By Mike Riggs, October 31, 2013

The Ford Bronco carrying O.J. Simpson (hidden in rear seat) is chased by dozens of police cars during an hour long pursuit through Los Angeles area freeways on June 17, 1994.
There's a lot of hype bubbling up over a new product aimed at helping police track fleeing suspects. The StarChase system being used by cops in Florida and Iowa
allows police officers to fire "a miniature GPS module encased in a
tracking projectile/tag" from a "launcher" mounted on a police cruiser's
grill. The GPS module then sticks to the rear of the fleeing car,
allowing dispatch to track the vehicle while the pursuing officer breaks
off.
Make no mistake: breaking off is most often a good thing. According to a 2010 FBI report on
pursuit policies, high-speed chases are often dangerous and
unnecessary. Breaking off the pursuit, meanwhile, has very few negative
consequences for crime-fighting. Various studies (all of them cited by
the FBI in the aforementioned report) have shown that once suspects
realize they're no longer being chased, they tend to slow down to normal
driving speeds. The FBI's report even rebuts the most frequently
excused argument for chasing suspects: "If the
police refrain from chasing all offenders or terminate their pursuits,
no significant increase in the number of suspects who flee would
occur."
So back to StarChase, this "revolutionary" GPS launching system: It has
some flaws. The cannon costs $5,000 and the non-reusable GPS "bullets"
cost $500 each. During a recent media demonstration,
four sticky bullets were fired at a car, but only one of them stayed
stuck. That failure rate could lead to some pretty ugly budget math,
though the cost of the system might still be cheaper than the cost of a
collision caused by a high-speed chase.
For instance, the police department in St. Petersburg, Florida, which
will now experiment with StarChase, initiated 26 high-speed chases last
year. Seventeen of those chases—65 percent—ended in collisions.
Twenty-six chases, with four $500 GPS trackers fired per chase, comes
out to $52,000 in ammo.
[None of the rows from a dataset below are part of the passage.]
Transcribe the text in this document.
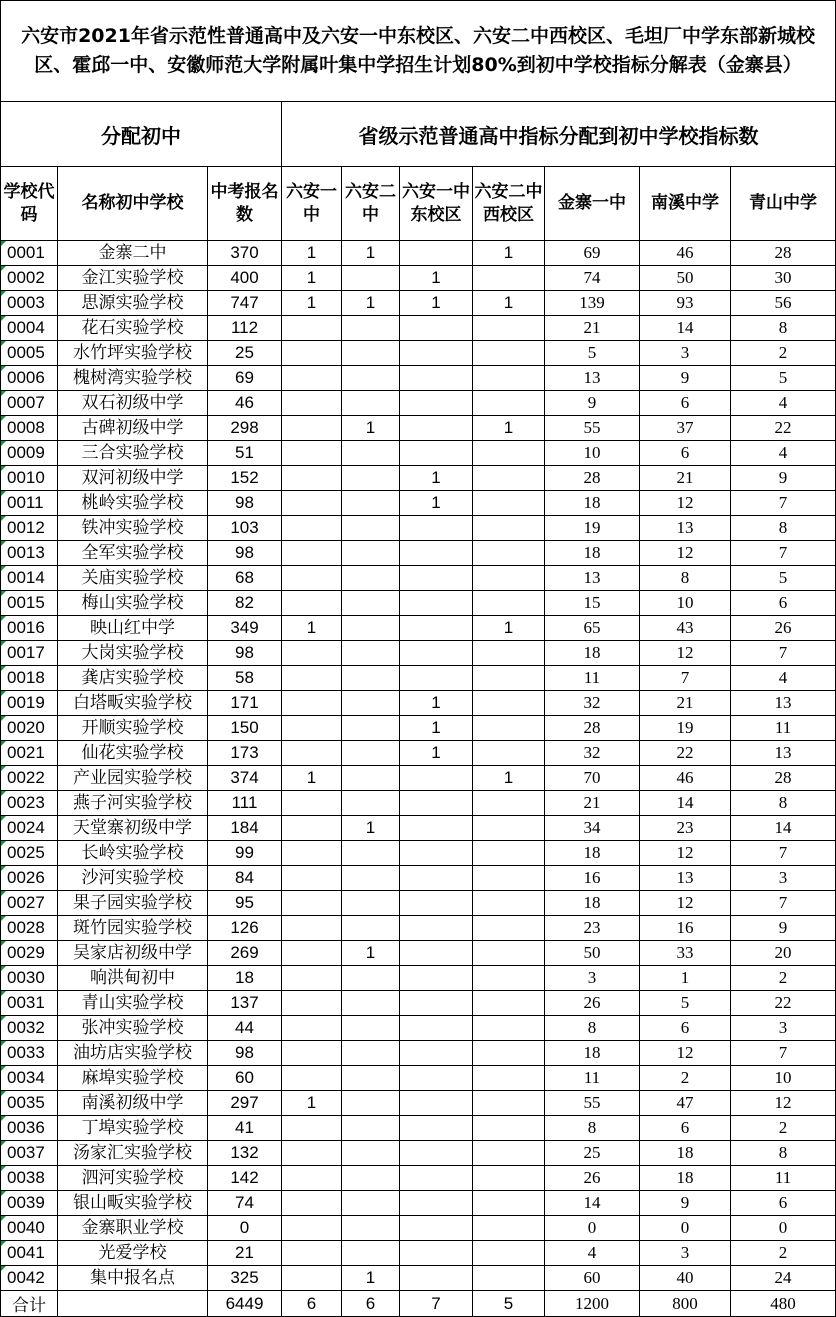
六安市2021年省示范性普通高中及六安一中东校区、六安二中西校区、毛坦厂中学东部新城校区、霍邱一中、安徽师范大学附属叶集中学招生计划80%到初中学校指标分解表（金寨县）									
分配初中			省级示范普通高中指标分配到初中学校指标数						
学校代码	名称初中学校	中考报名数	六安一中	六安二中	六安一中东校区	六安二中西校区	金寨一中	南溪中学	青山中学
0001	金寨二中	370	1	1		1	69	46	28
0002	金江实验学校	400	1		1		74	50	30
0003	思源实验学校	747	1	1	1	1	139	93	56
0004	花石实验学校	112					21	14	8
0005	水竹坪实验学校	25					5	3	2
0006	槐树湾实验学校	69					13	9	5
0007	双石初级中学	46					9	6	4
0008	古碑初级中学	298		1		1	55	37	22
0009	三合实验学校	51					10	6	4
0010	双河初级中学	152			1		28	21	9
0011	桃岭实验学校	98			1		18	12	7
0012	铁冲实验学校	103					19	13	8
0013	全军实验学校	98					18	12	7
0014	关庙实验学校	68					13	8	5
0015	梅山实验学校	82					15	10	6
0016	映山红中学	349	1			1	65	43	26
0017	大岗实验学校	98					18	12	7
0018	龚店实验学校	58					11	7	4
0019	白塔畈实验学校	171			1		32	21	13
0020	开顺实验学校	150			1		28	19	11
0021	仙花实验学校	173			1		32	22	13
0022	产业园实验学校	374	1			1	70	46	28
0023	燕子河实验学校	111					21	14	8
0024	天堂寨初级中学	184		1			34	23	14
0025	长岭实验学校	99					18	12	7
0026	沙河实验学校	84					16	13	3
0027	果子园实验学校	95					18	12	7
0028	斑竹园实验学校	126					23	16	9
0029	吴家店初级中学	269		1			50	33	20
0030	响洪甸初中	18					3	1	2
0031	青山实验学校	137					26	5	22
0032	张冲实验学校	44					8	6	3
0033	油坊店实验学校	98					18	12	7
0034	麻埠实验学校	60					11	2	10
0035	南溪初级中学	297	1				55	47	12
0036	丁埠实验学校	41					8	6	2
0037	汤家汇实验学校	132					25	18	8
0038	泗河实验学校	142					26	18	11
0039	银山畈实验学校	74					14	9	6
0040	金寨职业学校	0					0	0	0
0041	光爱学校	21					4	3	2
0042	集中报名点	325		1			60	40	24
合计		6449	6	6	7	5	1200	800	480
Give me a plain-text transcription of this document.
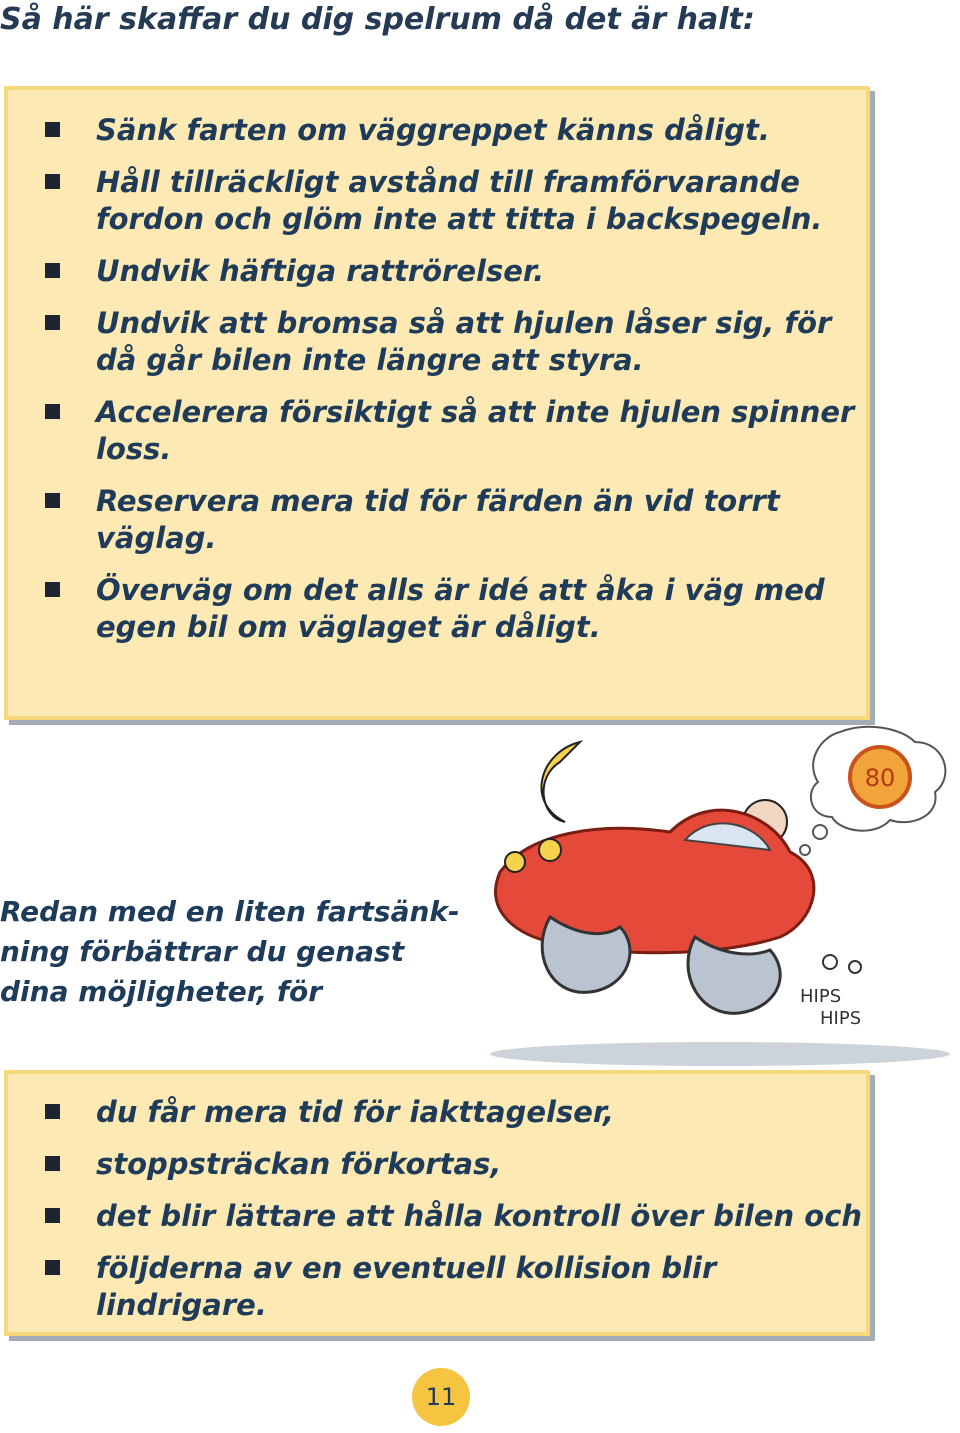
Så här skaffar du dig spelrum då det är halt:
Sänk farten om väggreppet känns dåligt.
Håll tillräckligt avstånd till framförvarande fordon och glöm inte att titta i backspegeln.
Undvik häftiga rattrörelser.
Undvik att bromsa så att hjulen låser sig, för då går bilen inte längre att styra.
Accelerera försiktigt så att inte hjulen spinner loss.
Reservera mera tid för färden än vid torrt väglag.
Överväg om det alls är idé att åka i väg med egen bil om väglaget är dåligt.
Redan med en liten fartsänk-
ning förbättrar du genast
dina möjligheter, för
80
HIPS
HIPS
du får mera tid för iakttagelser,
stoppsträckan förkortas,
det blir lättare att hålla kontroll över bilen och
följderna av en eventuell kollision blir lindrigare.
11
That's surely less expensive than the damage
incurred through 17 collisions (especially last year's incident in
which a car thief, who had his two-year-old with him, drove into a city
bus; the two vehicles then veered off the road and into an apartment
building), but the cost of outfitting an entire fleet with $5,000
cannons would be a lot heftier. That's why departments are starting with
just a few. Troopers in Iowa have reportedly already used it to preclude a lengthy and likely dangerous chase.
But cost isn't the only concern. Last week the U.S. Court of Appeals for the 3rd Circuit ruled that police need a warrant to attach a GPS tracking device to a person's vehicle. U.S. v. Katzin concerned
federal agents who'd attached a GPS device to a suspected pharmacy
robber's car; the court ruled that by doing so, the Feds had created
"a police presence for the purpose of discovering evidence that may come
into existence and/or be placed within the vehicle at some point in the
future." That uninterrupted presence constitutes an unreasonable search
if there's not a warrant authorizing it. A year before the Katzin
ruling, the Supreme Court ruled in U.S. v. Jones that using GPS to track a car was indeed a search, but didn't say if a warrant was needed.
This is where StarChase may face an even bigger problem than the stickiness of its darts. The company's response to U.S. v. Jones explicitly
points to the absence of a warrant requirement as a reason why law
enforcement departments shouldn't fear legal challenges to their use of
the GPS dart. "By failing to state that a warrant is required," reads
StarChase's statement, "the Court left open the possibility that use of a
GPS tracking device on an automobile may still be a reasonable search
in some circumstances, such as immediately after the commission of a
crime, even absent a valid warrant."
There's also this: "The StarChase Pursuit Management System is
reasonable under the Fourth Amendment because the officers have probable
cause to believe the vehicle they are tracking is being used in the
commission or active escape from a crime." Basically, the company's
lawyers believe StarChase is legal one way or another.